A Deep Learning Approach to Sensor Fusion Inference at the Edge
T. Becnela and P-E. Gaillardonb
University of Utah, Salt Lake City, U.S.
athomas.becnel@utah.edu@utah.edu
bpierre-emmanuel.gaillardon@utah.edu
ABSTRACT
The advent of large scale urban sensor networks has enabled a paradigm shift of how we collect and interpret data. By equipping these sensor nodes with emerging low-power hardware accelerators, they become powerful edge devices, capable of locally inferring latent features and trends from their fused multivariate data. Unfortunately, traditional inference techniques are not well suited for operation in edge devices, or simply fail to capture many statistical aspects of these low-cost sensors.
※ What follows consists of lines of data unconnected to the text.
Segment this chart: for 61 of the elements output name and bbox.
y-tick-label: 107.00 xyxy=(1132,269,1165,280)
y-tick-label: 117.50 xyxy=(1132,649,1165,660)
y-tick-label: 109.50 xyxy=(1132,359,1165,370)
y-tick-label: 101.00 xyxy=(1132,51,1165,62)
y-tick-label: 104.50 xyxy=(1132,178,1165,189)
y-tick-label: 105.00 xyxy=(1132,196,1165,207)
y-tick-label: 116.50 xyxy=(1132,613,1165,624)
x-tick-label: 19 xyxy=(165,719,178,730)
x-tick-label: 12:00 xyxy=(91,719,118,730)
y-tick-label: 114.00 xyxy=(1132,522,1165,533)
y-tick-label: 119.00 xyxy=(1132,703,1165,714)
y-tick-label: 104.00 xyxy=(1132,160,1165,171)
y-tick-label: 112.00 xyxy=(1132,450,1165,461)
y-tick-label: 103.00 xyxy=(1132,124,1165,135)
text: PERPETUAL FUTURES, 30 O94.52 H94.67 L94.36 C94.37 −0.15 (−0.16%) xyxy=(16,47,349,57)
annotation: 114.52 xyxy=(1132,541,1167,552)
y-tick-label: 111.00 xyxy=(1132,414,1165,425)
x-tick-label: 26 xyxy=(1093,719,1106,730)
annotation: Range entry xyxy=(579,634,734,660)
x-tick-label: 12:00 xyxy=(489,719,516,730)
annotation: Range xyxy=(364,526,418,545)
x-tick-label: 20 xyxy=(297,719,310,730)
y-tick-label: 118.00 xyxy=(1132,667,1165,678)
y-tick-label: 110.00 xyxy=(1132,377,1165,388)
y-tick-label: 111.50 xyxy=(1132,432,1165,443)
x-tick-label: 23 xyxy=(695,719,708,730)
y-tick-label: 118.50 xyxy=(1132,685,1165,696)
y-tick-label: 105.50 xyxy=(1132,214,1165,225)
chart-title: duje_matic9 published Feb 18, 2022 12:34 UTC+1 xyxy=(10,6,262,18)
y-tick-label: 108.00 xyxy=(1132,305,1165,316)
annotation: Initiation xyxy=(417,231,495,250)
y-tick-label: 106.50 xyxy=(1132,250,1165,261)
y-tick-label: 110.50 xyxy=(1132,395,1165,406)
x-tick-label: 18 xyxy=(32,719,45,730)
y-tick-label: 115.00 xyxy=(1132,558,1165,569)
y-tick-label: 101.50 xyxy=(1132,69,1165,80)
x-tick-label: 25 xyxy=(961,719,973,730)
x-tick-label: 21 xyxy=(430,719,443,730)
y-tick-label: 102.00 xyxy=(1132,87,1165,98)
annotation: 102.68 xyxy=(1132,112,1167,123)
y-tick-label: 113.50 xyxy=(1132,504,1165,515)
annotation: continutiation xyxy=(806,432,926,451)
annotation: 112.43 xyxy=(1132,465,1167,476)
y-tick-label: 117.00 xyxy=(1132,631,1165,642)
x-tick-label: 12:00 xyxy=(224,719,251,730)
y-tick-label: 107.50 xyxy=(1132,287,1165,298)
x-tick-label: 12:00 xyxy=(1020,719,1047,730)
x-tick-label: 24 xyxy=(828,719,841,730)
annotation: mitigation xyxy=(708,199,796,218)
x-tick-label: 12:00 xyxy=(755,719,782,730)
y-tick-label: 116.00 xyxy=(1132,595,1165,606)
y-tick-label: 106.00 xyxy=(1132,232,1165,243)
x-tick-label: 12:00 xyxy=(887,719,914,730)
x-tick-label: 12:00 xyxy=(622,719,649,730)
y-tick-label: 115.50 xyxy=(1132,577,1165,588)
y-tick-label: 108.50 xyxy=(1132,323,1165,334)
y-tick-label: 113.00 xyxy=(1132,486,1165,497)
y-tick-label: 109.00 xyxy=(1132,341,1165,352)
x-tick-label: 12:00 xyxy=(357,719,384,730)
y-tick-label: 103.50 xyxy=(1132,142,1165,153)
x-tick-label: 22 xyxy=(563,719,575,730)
As a result, these methods struggle to accurately model nonlinear events. In this work, we propose a deep learning methodology that is able to infer unseen data by learning complex trends and the distribution of the fused time-series inputs. This novel hybrid architecture combines a multivariate Long Short-Term Memory (LSTM) branch and two convolutional branches to extract time-series trends as well as short-term features. By normalizing each input vector, we are able to magnify features and better distinguish trends between series. As a demonstration of the broad applicability of this technique, we use data from a currently deployed pollution monitoring network of low-cost sensors to infer hourly ozone concentrations at the device level. Results indicate that our technique greatly outperforms traditional linear regression techniques by 6× as well as state-of-the-art multivariate time-series techniques by 1.4× in mean squared error. Remarkably, we also show that inferred quantities can achieve lower variability than the primary sensors which produce the input data.